Унасестившиеся на высоких сиденьях вдоль стойки, сдвинув котелки на самый затылок, за столами, выкликая, чтоб ещё поднесли бесплатного хлеба, алчно, взахлёб глотающие жидкий корм, разбухая глазами, подтирая замоченные усы. Бледный салолицый молодой человек протирал салфеткой нож и вилку с ложкой. Добавочная куча микробов. Мужчина оботкнутый младенческим, в пятнах соуса, нагрудником, перечёрпывал булькающий суп в свою утробу. Другой сплёвывал назад в свою тарелку: полупрожёванный хрящ: нет зубов разжевжевжеватьего. Кус жареного мяса на шампуре. Заглатывает. Тоскливый взор пьянчужки. Откусил больше, чем в силах прожевать. И я такой же? Смотри на себя глазами других. Голодный мужчина – злой мужчина. В работе зубы и челюсти. Нет! О! Кость! Последний языческий король Ирландии Кормек из школьного стихотворения подавился в Слетти к юго-западу от Бойна. А что он ел? Объедятину. Святой Патрик обратил его в христианство. Но ему оказалось не по зубам.
— Ростбиф с капустой.
— Одно жаркое.
Запахи мужчин. Ему подкатило к горлу. Захарканные опилки, тепловато-приторный дым сигарет, смрад жевательного табака, пролитого пива, мужской пивной мочи, прогорклой закваски.
Здесь кусок не полезет в горло. Детина нацеливает свой нож и вилку поглотить всё, что ни есть, старик колупается в своих дуплах. Слегка отрыгнул, погуще, принялся плямкать жвачку. До и после. Послеобеденная молитва. Глянь сюда, потом туда. Доскребает подливу жаркого, накрошив хлебного мякуша. Да просто вылижи тарелку, старина. Прочь отсюда.

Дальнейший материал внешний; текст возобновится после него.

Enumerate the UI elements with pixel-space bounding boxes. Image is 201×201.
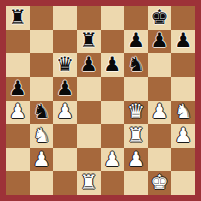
piece-white-rook[interactable]: ♜ xyxy=(127,125,145,145)
square-b1[interactable] xyxy=(30,171,54,195)
square-d5[interactable] xyxy=(77,77,101,101)
square-g7[interactable]: ♟ xyxy=(148,30,172,54)
square-a2[interactable] xyxy=(6,148,30,172)
piece-white-knight[interactable]: ♞ xyxy=(32,125,50,145)
square-a1[interactable] xyxy=(6,171,30,195)
square-b4[interactable]: ♞ xyxy=(30,101,54,125)
square-c8[interactable] xyxy=(53,6,77,30)
square-c6[interactable]: ♛ xyxy=(53,53,77,77)
piece-black-pawn[interactable]: ♟ xyxy=(127,30,145,50)
square-d3[interactable] xyxy=(77,124,101,148)
piece-black-pawn[interactable]: ♟ xyxy=(151,30,169,50)
square-h4[interactable]: ♞ xyxy=(171,101,195,125)
piece-white-pawn[interactable]: ♟ xyxy=(32,149,50,169)
piece-white-pawn[interactable]: ♟ xyxy=(174,125,192,145)
square-f6[interactable]: ♞ xyxy=(124,53,148,77)
piece-black-knight[interactable]: ♞ xyxy=(127,54,145,74)
square-d7[interactable]: ♜ xyxy=(77,30,101,54)
square-c1[interactable] xyxy=(53,171,77,195)
piece-white-pawn[interactable]: ♟ xyxy=(127,149,145,169)
square-e8[interactable] xyxy=(101,6,125,30)
square-f4[interactable]: ♛ xyxy=(124,101,148,125)
square-f5[interactable] xyxy=(124,77,148,101)
square-h2[interactable] xyxy=(171,148,195,172)
square-b8[interactable] xyxy=(30,6,54,30)
piece-black-rook[interactable]: ♜ xyxy=(80,30,98,50)
piece-black-queen[interactable]: ♛ xyxy=(56,54,74,74)
square-e7[interactable] xyxy=(101,30,125,54)
piece-black-pawn[interactable]: ♟ xyxy=(103,54,121,74)
piece-white-pawn[interactable]: ♟ xyxy=(103,149,121,169)
piece-black-pawn[interactable]: ♟ xyxy=(9,78,27,98)
square-d4[interactable] xyxy=(77,101,101,125)
square-h1[interactable] xyxy=(171,171,195,195)
piece-black-pawn[interactable]: ♟ xyxy=(80,54,98,74)
square-a7[interactable] xyxy=(6,30,30,54)
square-c4[interactable]: ♟ xyxy=(53,101,77,125)
square-h5[interactable] xyxy=(171,77,195,101)
square-e4[interactable] xyxy=(101,101,125,125)
square-c5[interactable]: ♟ xyxy=(53,77,77,101)
square-d2[interactable] xyxy=(77,148,101,172)
square-a6[interactable] xyxy=(6,53,30,77)
square-h7[interactable]: ♟ xyxy=(171,30,195,54)
square-f3[interactable]: ♜ xyxy=(124,124,148,148)
piece-white-knight[interactable]: ♞ xyxy=(174,101,192,121)
square-b5[interactable] xyxy=(30,77,54,101)
square-e2[interactable]: ♟ xyxy=(101,148,125,172)
square-a3[interactable] xyxy=(6,124,30,148)
square-g2[interactable] xyxy=(148,148,172,172)
square-h8[interactable] xyxy=(171,6,195,30)
piece-black-rook[interactable]: ♜ xyxy=(9,7,27,27)
square-b2[interactable]: ♟ xyxy=(30,148,54,172)
square-c2[interactable] xyxy=(53,148,77,172)
square-b6[interactable] xyxy=(30,53,54,77)
piece-white-pawn[interactable]: ♟ xyxy=(151,101,169,121)
square-b7[interactable] xyxy=(30,30,54,54)
square-g8[interactable]: ♚ xyxy=(148,6,172,30)
chess-board: ♜♚♜♟♟♟♛♟♟♞♟♟♟♞♟♛♟♞♞♜♟♟♟♟♜♚ xyxy=(6,6,195,195)
square-f7[interactable]: ♟ xyxy=(124,30,148,54)
piece-white-pawn[interactable]: ♟ xyxy=(56,101,74,121)
piece-white-pawn[interactable]: ♟ xyxy=(9,101,27,121)
piece-black-king[interactable]: ♚ xyxy=(151,7,169,27)
square-g3[interactable] xyxy=(148,124,172,148)
piece-black-pawn[interactable]: ♟ xyxy=(174,30,192,50)
square-d1[interactable]: ♜ xyxy=(77,171,101,195)
piece-black-knight[interactable]: ♞ xyxy=(32,101,50,121)
square-g1[interactable]: ♚ xyxy=(148,171,172,195)
square-e1[interactable] xyxy=(101,171,125,195)
square-f1[interactable] xyxy=(124,171,148,195)
square-c3[interactable] xyxy=(53,124,77,148)
square-h3[interactable]: ♟ xyxy=(171,124,195,148)
square-a5[interactable]: ♟ xyxy=(6,77,30,101)
square-b3[interactable]: ♞ xyxy=(30,124,54,148)
square-g4[interactable]: ♟ xyxy=(148,101,172,125)
square-e3[interactable] xyxy=(101,124,125,148)
square-h6[interactable] xyxy=(171,53,195,77)
piece-white-queen[interactable]: ♛ xyxy=(127,101,145,121)
square-c7[interactable] xyxy=(53,30,77,54)
square-a4[interactable]: ♟ xyxy=(6,101,30,125)
square-g5[interactable] xyxy=(148,77,172,101)
board-frame: ♜♚♜♟♟♟♛♟♟♞♟♟♟♞♟♛♟♞♞♜♟♟♟♟♜♚ xyxy=(0,0,201,201)
square-g6[interactable] xyxy=(148,53,172,77)
square-e6[interactable]: ♟ xyxy=(101,53,125,77)
piece-white-king[interactable]: ♚ xyxy=(151,172,169,192)
square-f8[interactable] xyxy=(124,6,148,30)
square-f2[interactable]: ♟ xyxy=(124,148,148,172)
piece-white-rook[interactable]: ♜ xyxy=(80,172,98,192)
square-d6[interactable]: ♟ xyxy=(77,53,101,77)
square-a8[interactable]: ♜ xyxy=(6,6,30,30)
square-e5[interactable] xyxy=(101,77,125,101)
square-d8[interactable] xyxy=(77,6,101,30)
piece-black-pawn[interactable]: ♟ xyxy=(56,78,74,98)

Напрягая крылья носа, он озирался вокруг на унасестившихся и застольных едоков.
— Сюда два портвейна.
— Жаркое с капустой.
Вон молодчик запихивает в себя сколько смог поднять на ноже капусты, словно от этого зависит вся его жизнь. По-богатырски. Мне аж муторно. Ему сподручнее есть тремя его лапами. Раздирая на ошмётки. Его вторая натура. Родился с серебряным ножом во рту. По-моему, остроумно. Или нет. Серебро знак достатка. Родился с ножом. Но тогда пропадает намек на поговорку. Расхрыстанный официант собирал липкие звякающие тарелки. Рок, помощник шерифа, стоя у стойки, сдувал венчик пены со своего бокала. Вздулась: желтея шмякнулась у башмака. Обедающий, отложив нож с вилкой, упер локти в стол, а взгляд, в ожидании второго, на подъемник блюд поверх заляпанного квадрата своей газеты. Другой завсегдатай что-то ему рассказывает с набитым ртом. Сочувственный слушатель. Застольная беседа. Я всчавтил мнемго в чавкверть в Плямпстер-Банке. Да, ну? Ишь ты.